Operational overhaul needed for correspondent banking recovery

Regulations intended to make the correspondent banking network safer have stifled the ability to operate, say bankers. Yet the need for the service continues and requires new ways of thinking.

Correspondent banking relationships are in decline. Between 2009 and 2016 they fell by 25%, according to research published earlier this year by compliance software company Accuity. That fall was all the more striking considering that the number of global bank locations increased by 20%.

Global firms want to work with local banks, but they fear the hefty cost of regulatory compliance. In 2014 alone, banks paid out $10 billion in fines relating to anti money-laundering (AML) regulation, according to the US Department of Treasury.

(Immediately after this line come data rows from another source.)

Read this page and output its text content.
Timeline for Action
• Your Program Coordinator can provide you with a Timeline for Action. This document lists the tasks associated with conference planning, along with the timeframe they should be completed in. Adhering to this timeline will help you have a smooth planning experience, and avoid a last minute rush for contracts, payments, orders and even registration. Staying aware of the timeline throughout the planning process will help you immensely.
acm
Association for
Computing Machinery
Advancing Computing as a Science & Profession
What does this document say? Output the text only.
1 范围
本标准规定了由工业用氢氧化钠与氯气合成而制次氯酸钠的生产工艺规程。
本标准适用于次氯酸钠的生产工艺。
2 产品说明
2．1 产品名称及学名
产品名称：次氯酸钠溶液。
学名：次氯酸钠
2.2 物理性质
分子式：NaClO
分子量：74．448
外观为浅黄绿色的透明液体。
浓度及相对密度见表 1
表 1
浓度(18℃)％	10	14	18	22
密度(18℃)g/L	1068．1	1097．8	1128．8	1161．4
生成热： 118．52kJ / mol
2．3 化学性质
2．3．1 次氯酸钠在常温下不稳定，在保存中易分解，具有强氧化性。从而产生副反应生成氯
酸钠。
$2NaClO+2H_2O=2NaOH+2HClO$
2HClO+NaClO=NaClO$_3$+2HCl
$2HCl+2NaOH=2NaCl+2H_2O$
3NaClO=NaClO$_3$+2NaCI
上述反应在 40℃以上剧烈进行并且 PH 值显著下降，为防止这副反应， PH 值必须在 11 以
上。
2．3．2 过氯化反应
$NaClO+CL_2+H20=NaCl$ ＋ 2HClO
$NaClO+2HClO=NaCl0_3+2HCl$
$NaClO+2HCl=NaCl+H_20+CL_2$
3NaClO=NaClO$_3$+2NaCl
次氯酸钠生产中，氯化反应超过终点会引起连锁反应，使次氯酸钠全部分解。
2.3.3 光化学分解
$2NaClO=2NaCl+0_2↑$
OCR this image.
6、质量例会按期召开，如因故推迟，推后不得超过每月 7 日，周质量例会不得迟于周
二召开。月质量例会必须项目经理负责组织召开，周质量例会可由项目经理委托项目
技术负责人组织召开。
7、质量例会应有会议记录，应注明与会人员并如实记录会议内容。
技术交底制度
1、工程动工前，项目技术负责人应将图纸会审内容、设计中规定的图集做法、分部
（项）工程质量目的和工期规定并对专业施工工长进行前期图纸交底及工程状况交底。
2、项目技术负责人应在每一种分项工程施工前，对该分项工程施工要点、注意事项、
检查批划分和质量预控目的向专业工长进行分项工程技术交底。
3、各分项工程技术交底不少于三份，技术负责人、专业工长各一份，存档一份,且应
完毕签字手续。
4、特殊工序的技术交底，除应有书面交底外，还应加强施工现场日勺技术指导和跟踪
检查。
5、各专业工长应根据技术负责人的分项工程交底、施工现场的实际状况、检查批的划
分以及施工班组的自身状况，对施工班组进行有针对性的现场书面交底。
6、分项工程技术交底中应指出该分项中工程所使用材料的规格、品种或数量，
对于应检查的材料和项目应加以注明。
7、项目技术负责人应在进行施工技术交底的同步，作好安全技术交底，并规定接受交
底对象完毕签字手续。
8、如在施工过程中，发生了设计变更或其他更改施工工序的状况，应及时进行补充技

Banks feel their hands are tied, argues Etienne Bernard, global head of transaction banking at Crédit Agricole, with the burdens on them not fully understood by the authorities that impose them.

Etienne-Bernard-160x186

Etienne Bernard,
Crédit Agricole

“There needs to be greater transparency regarding some regulatory requirements banks are facing in transaction banking," he says. "There is a need to help to continue to be within these requirements so that a lack of understanding does not lead to [the banks] stopping doing business.”

Anand Pande, global product chair of trade and supply chain finance at banking platform provider Intellect and founder of The Growth Paradigm Partnership, says there has been a wariness of doing business with correspondent banks.